Now, Flink complains about the lists:
Exception in thread "main" java.lang.UnsupportedOperationException: Generic types have been disabled in the ExecutionConfig and type java.util.List is treated as a generic type.
at org.apache.flink.api.java.typeutils.GenericTypeInfo.createSerializer(GenericTypeInfo.java:86)
at org.apache.flink.api.java.typeutils.PojoTypeInfo.createPojoSerializer(PojoTypeInfo.java:319)
at org.apache.flink.api.java.typeutils.PojoTypeInfo.createSerializer(PojoTypeInfo.java:311)
at org.apache.flink.streaming.api.graph.StreamGraph.addOperator(StreamGraph.java:258)
at org.apache.flink.streaming.api.graph.StreamGraphGenerator.transformOneInputTransform(StreamGraphGenerator.java:649)
at org.apache.flink.streaming.api.graph.StreamGraphGenerator.transform(StreamGraphGenerator.java:250)
at org.apache.flink.streaming.api.graph.StreamGraphGenerator.generate(StreamGraphGenerator.java:209)
at org.apache.flink.streaming.api.environment.StreamExecutionEnvironment.getStreamGraph(StreamExecutionEnvironment.java:1540)
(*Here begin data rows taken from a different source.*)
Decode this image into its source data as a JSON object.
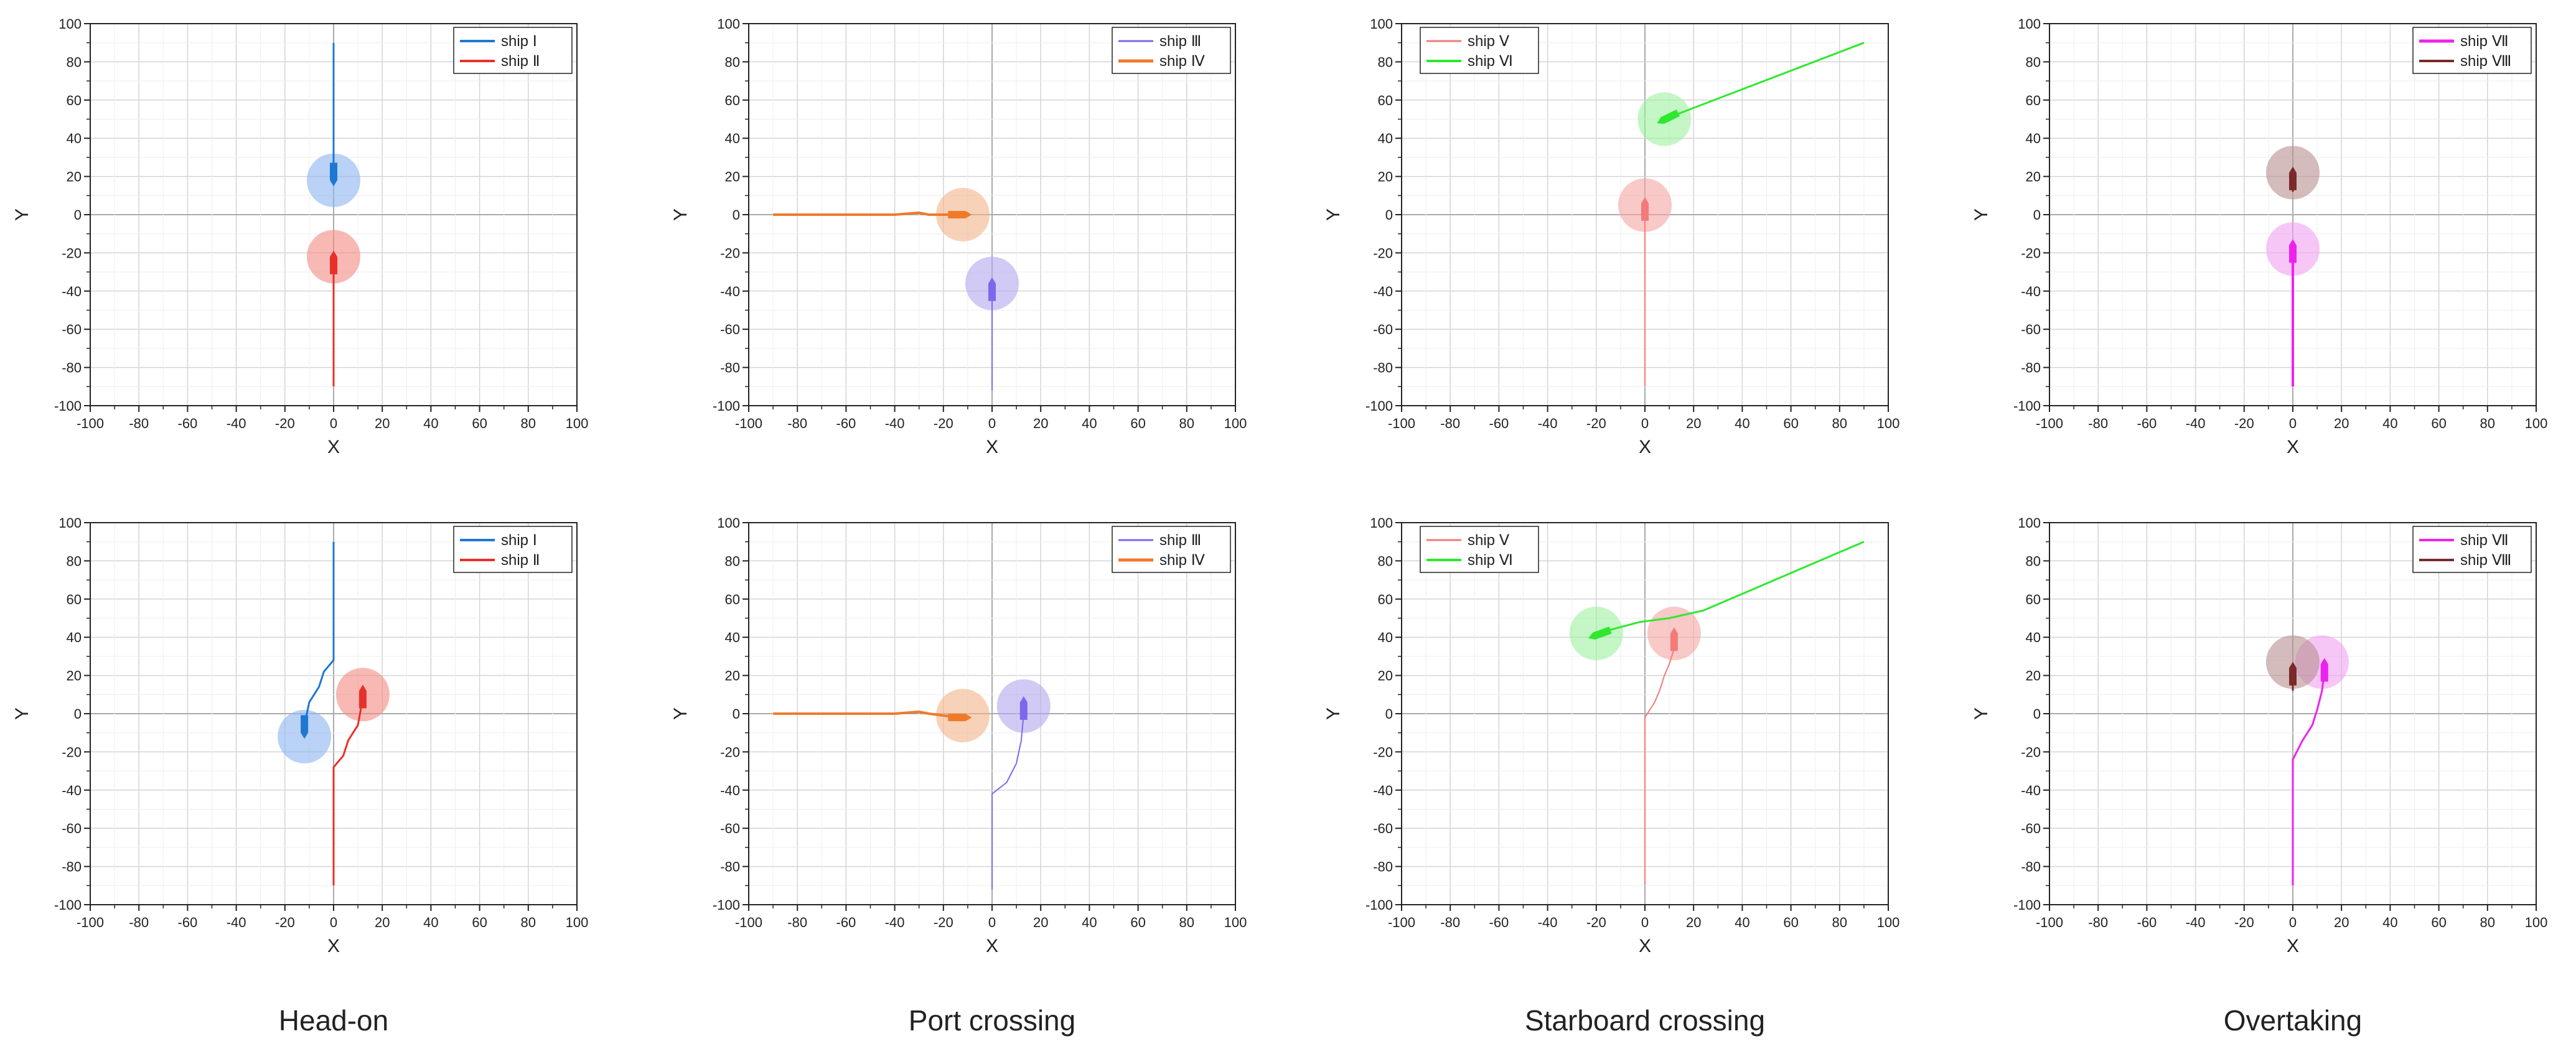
{
  "figure": {
    "captions": [
      "Head-on",
      "Port crossing",
      "Starboard crossing",
      "Overtaking"
    ]
  },
  "chart_data": [
    {
      "type": "line",
      "scenario": "Head-on",
      "xlabel": "X",
      "ylabel": "Y",
      "ylabel_display": "Y",
      "xlim": [
        -100,
        100
      ],
      "ylim": [
        -100,
        100
      ],
      "xticks": [
        -100,
        -80,
        -60,
        -40,
        -20,
        0,
        20,
        40,
        60,
        80,
        100
      ],
      "yticks": [
        -100,
        -80,
        -60,
        -40,
        -20,
        0,
        20,
        40,
        60,
        80,
        100
      ],
      "grid": true,
      "legend": "top-right",
      "series": [
        {
          "name": "ship Ⅰ",
          "color": "#1f77d4",
          "width": 3,
          "points": [
            [
              0,
              90
            ],
            [
              0,
              22
            ]
          ],
          "ship": {
            "x": 0,
            "y": 22,
            "heading": 180,
            "circle_color": "#8ab4f0"
          },
          "circle": {
            "x": 0,
            "y": 18,
            "r": 11
          }
        },
        {
          "name": "ship Ⅱ",
          "color": "#e8302a",
          "width": 3,
          "points": [
            [
              0,
              -90
            ],
            [
              0,
              -26
            ]
          ],
          "ship": {
            "x": 0,
            "y": -26,
            "heading": 0,
            "circle_color": "#f48a84"
          },
          "circle": {
            "x": 0,
            "y": -22,
            "r": 11
          }
        }
      ]
    },
    {
      "type": "line",
      "scenario": "Port crossing",
      "xlabel": "X",
      "ylabel": "Y",
      "ylabel_display": "Y",
      "xlim": [
        -100,
        100
      ],
      "ylim": [
        -100,
        100
      ],
      "xticks": [
        -100,
        -80,
        -60,
        -40,
        -20,
        0,
        20,
        40,
        60,
        80,
        100
      ],
      "yticks": [
        -100,
        -80,
        -60,
        -40,
        -20,
        0,
        20,
        40,
        60,
        80,
        100
      ],
      "grid": true,
      "legend": "top-right",
      "series": [
        {
          "name": "ship Ⅲ",
          "color": "#7b68ee",
          "width": 2,
          "points": [
            [
              0,
              -92
            ],
            [
              0,
              -40
            ]
          ],
          "ship": {
            "x": 0,
            "y": -40,
            "heading": 0,
            "circle_color": "#b3a6ec"
          },
          "circle": {
            "x": 0,
            "y": -36,
            "r": 11
          }
        },
        {
          "name": "ship Ⅳ",
          "color": "#f07a2c",
          "width": 4,
          "points": [
            [
              -90,
              0
            ],
            [
              -40,
              0
            ],
            [
              -30,
              1
            ],
            [
              -26,
              0
            ],
            [
              -14,
              0
            ]
          ],
          "ship": {
            "x": -14,
            "y": 0,
            "heading": 90,
            "circle_color": "#f2b48a"
          },
          "circle": {
            "x": -12,
            "y": 0,
            "r": 11
          }
        }
      ]
    },
    {
      "type": "line",
      "scenario": "Starboard crossing",
      "xlabel": "X",
      "ylabel": "Y",
      "ylabel_display": "Y",
      "xlim": [
        -100,
        100
      ],
      "ylim": [
        -100,
        100
      ],
      "xticks": [
        -100,
        -80,
        -60,
        -40,
        -20,
        0,
        20,
        40,
        60,
        80,
        100
      ],
      "yticks": [
        -100,
        -80,
        -60,
        -40,
        -20,
        0,
        20,
        40,
        60,
        80,
        100
      ],
      "grid": true,
      "legend": "top-left",
      "series": [
        {
          "name": "ship Ⅴ",
          "color": "#f27a7a",
          "width": 2,
          "points": [
            [
              0,
              -90
            ],
            [
              0,
              2
            ]
          ],
          "ship": {
            "x": 0,
            "y": 2,
            "heading": 0,
            "circle_color": "#f4a5a0"
          },
          "circle": {
            "x": 0,
            "y": 5,
            "r": 11
          }
        },
        {
          "name": "ship Ⅵ",
          "color": "#2ee82e",
          "width": 3,
          "points": [
            [
              90,
              90
            ],
            [
              10,
              51
            ]
          ],
          "ship": {
            "x": 10,
            "y": 51,
            "heading": -116,
            "circle_color": "#9ef09e"
          },
          "circle": {
            "x": 8,
            "y": 50,
            "r": 11
          }
        }
      ]
    },
    {
      "type": "line",
      "scenario": "Overtaking",
      "xlabel": "X",
      "ylabel": "Y",
      "ylabel_display": "Y",
      "xlim": [
        -100,
        100
      ],
      "ylim": [
        -100,
        100
      ],
      "xticks": [
        -100,
        -80,
        -60,
        -40,
        -20,
        0,
        20,
        40,
        60,
        80,
        100
      ],
      "yticks": [
        -100,
        -80,
        -60,
        -40,
        -20,
        0,
        20,
        40,
        60,
        80,
        100
      ],
      "grid": true,
      "legend": "top-right",
      "series": [
        {
          "name": "ship Ⅶ",
          "color": "#ee22ee",
          "width": 4,
          "points": [
            [
              0,
              -90
            ],
            [
              0,
              -20
            ]
          ],
          "ship": {
            "x": 0,
            "y": -20,
            "heading": 0,
            "circle_color": "#f0a0f0"
          },
          "circle": {
            "x": 0,
            "y": -18,
            "r": 11
          }
        },
        {
          "name": "ship Ⅷ",
          "color": "#7a2a2a",
          "width": 3,
          "points": [
            [
              0,
              12
            ],
            [
              0,
              20
            ]
          ],
          "ship": {
            "x": 0,
            "y": 18,
            "heading": 0,
            "circle_color": "#b89090"
          },
          "circle": {
            "x": 0,
            "y": 22,
            "r": 11
          }
        }
      ]
    },
    {
      "type": "line",
      "scenario": "Head-on",
      "xlabel": "X",
      "ylabel": "Y",
      "ylabel_display": "Y",
      "xlim": [
        -100,
        100
      ],
      "ylim": [
        -100,
        100
      ],
      "xticks": [
        -100,
        -80,
        -60,
        -40,
        -20,
        0,
        20,
        40,
        60,
        80,
        100
      ],
      "yticks": [
        -100,
        -80,
        -60,
        -40,
        -20,
        0,
        20,
        40,
        60,
        80,
        100
      ],
      "grid": true,
      "legend": "top-right",
      "series": [
        {
          "name": "ship Ⅰ",
          "color": "#1f77d4",
          "width": 3,
          "points": [
            [
              0,
              90
            ],
            [
              0,
              28
            ],
            [
              -4,
              22
            ],
            [
              -6,
              14
            ],
            [
              -8,
              10
            ],
            [
              -10,
              6
            ],
            [
              -12,
              -6
            ]
          ],
          "ship": {
            "x": -12,
            "y": -6,
            "heading": 180,
            "circle_color": "#8ab4f0"
          },
          "circle": {
            "x": -12,
            "y": -12,
            "r": 11
          }
        },
        {
          "name": "ship Ⅱ",
          "color": "#e8302a",
          "width": 3,
          "points": [
            [
              0,
              -90
            ],
            [
              0,
              -28
            ],
            [
              4,
              -22
            ],
            [
              6,
              -14
            ],
            [
              8,
              -10
            ],
            [
              10,
              -6
            ],
            [
              12,
              8
            ]
          ],
          "ship": {
            "x": 12,
            "y": 8,
            "heading": 0,
            "circle_color": "#f48a84"
          },
          "circle": {
            "x": 12,
            "y": 10,
            "r": 11
          }
        }
      ]
    },
    {
      "type": "line",
      "scenario": "Port crossing",
      "xlabel": "X",
      "ylabel": "Y",
      "ylabel_display": "Y",
      "xlim": [
        -100,
        100
      ],
      "ylim": [
        -100,
        100
      ],
      "xticks": [
        -100,
        -80,
        -60,
        -40,
        -20,
        0,
        20,
        40,
        60,
        80,
        100
      ],
      "yticks": [
        -100,
        -80,
        -60,
        -40,
        -20,
        0,
        20,
        40,
        60,
        80,
        100
      ],
      "grid": true,
      "legend": "top-right",
      "series": [
        {
          "name": "ship Ⅲ",
          "color": "#7b68ee",
          "width": 2,
          "points": [
            [
              0,
              -92
            ],
            [
              0,
              -42
            ],
            [
              6,
              -36
            ],
            [
              10,
              -26
            ],
            [
              12,
              -14
            ],
            [
              13,
              0
            ],
            [
              13,
              4
            ]
          ],
          "ship": {
            "x": 13,
            "y": 2,
            "heading": 0,
            "circle_color": "#b3a6ec"
          },
          "circle": {
            "x": 13,
            "y": 4,
            "r": 11
          }
        },
        {
          "name": "ship Ⅳ",
          "color": "#f07a2c",
          "width": 4,
          "points": [
            [
              -90,
              0
            ],
            [
              -40,
              0
            ],
            [
              -30,
              1
            ],
            [
              -26,
              0
            ],
            [
              -14,
              -2
            ]
          ],
          "ship": {
            "x": -14,
            "y": -2,
            "heading": 90,
            "circle_color": "#f2b48a"
          },
          "circle": {
            "x": -12,
            "y": -1,
            "r": 11
          }
        }
      ]
    },
    {
      "type": "line",
      "scenario": "Starboard crossing",
      "xlabel": "X",
      "ylabel": "Y",
      "ylabel_display": "Y",
      "xlim": [
        -100,
        100
      ],
      "ylim": [
        -100,
        100
      ],
      "xticks": [
        -100,
        -80,
        -60,
        -40,
        -20,
        0,
        20,
        40,
        60,
        80,
        100
      ],
      "yticks": [
        -100,
        -80,
        -60,
        -40,
        -20,
        0,
        20,
        40,
        60,
        80,
        100
      ],
      "grid": true,
      "legend": "top-left",
      "series": [
        {
          "name": "ship Ⅴ",
          "color": "#f27a7a",
          "width": 2,
          "points": [
            [
              0,
              -90
            ],
            [
              0,
              -2
            ],
            [
              4,
              6
            ],
            [
              6,
              12
            ],
            [
              8,
              20
            ],
            [
              10,
              26
            ],
            [
              12,
              34
            ],
            [
              12,
              40
            ]
          ],
          "ship": {
            "x": 12,
            "y": 38,
            "heading": 0,
            "circle_color": "#f4a5a0"
          },
          "circle": {
            "x": 12,
            "y": 42,
            "r": 11
          }
        },
        {
          "name": "ship Ⅵ",
          "color": "#2ee82e",
          "width": 3,
          "points": [
            [
              90,
              90
            ],
            [
              24,
              54
            ],
            [
              10,
              50
            ],
            [
              -2,
              48
            ],
            [
              -14,
              44
            ],
            [
              -18,
              42
            ]
          ],
          "ship": {
            "x": -18,
            "y": 42,
            "heading": -110,
            "circle_color": "#9ef09e"
          },
          "circle": {
            "x": -20,
            "y": 42,
            "r": 11
          }
        }
      ]
    },
    {
      "type": "line",
      "scenario": "Overtaking",
      "xlabel": "X",
      "ylabel": "Y",
      "ylabel_display": "Y",
      "xlim": [
        -100,
        100
      ],
      "ylim": [
        -100,
        100
      ],
      "xticks": [
        -100,
        -80,
        -60,
        -40,
        -20,
        0,
        20,
        40,
        60,
        80,
        100
      ],
      "yticks": [
        -100,
        -80,
        -60,
        -40,
        -20,
        0,
        20,
        40,
        60,
        80,
        100
      ],
      "grid": true,
      "legend": "top-right",
      "series": [
        {
          "name": "ship Ⅶ",
          "color": "#ee22ee",
          "width": 3,
          "points": [
            [
              0,
              -90
            ],
            [
              0,
              -24
            ],
            [
              4,
              -14
            ],
            [
              8,
              -6
            ],
            [
              10,
              2
            ],
            [
              12,
              12
            ],
            [
              13,
              22
            ]
          ],
          "ship": {
            "x": 13,
            "y": 22,
            "heading": 0,
            "circle_color": "#f0a0f0"
          },
          "circle": {
            "x": 12,
            "y": 27,
            "r": 11
          }
        },
        {
          "name": "ship Ⅷ",
          "color": "#7a2a2a",
          "width": 3,
          "points": [
            [
              0,
              12
            ],
            [
              0,
              24
            ]
          ],
          "ship": {
            "x": 0,
            "y": 20,
            "heading": 0,
            "circle_color": "#b89090"
          },
          "circle": {
            "x": 0,
            "y": 27,
            "r": 11
          }
        }
      ]
    }
  ]
}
at org.apache.flink.streaming.api.environment.StreamExecutionEnvironment.execute(StreamExecutionEnvironment.java:1507)
...
What is the preferred way of serializing such simple lists and maps in Flink?. Internally, these are currently ArrayList and HashMap, but other implementations would also be fine. There seems to be a class org.apache.flink.api.common.typeutils.base.ListSerializer in Flink, but I do not know how to use it.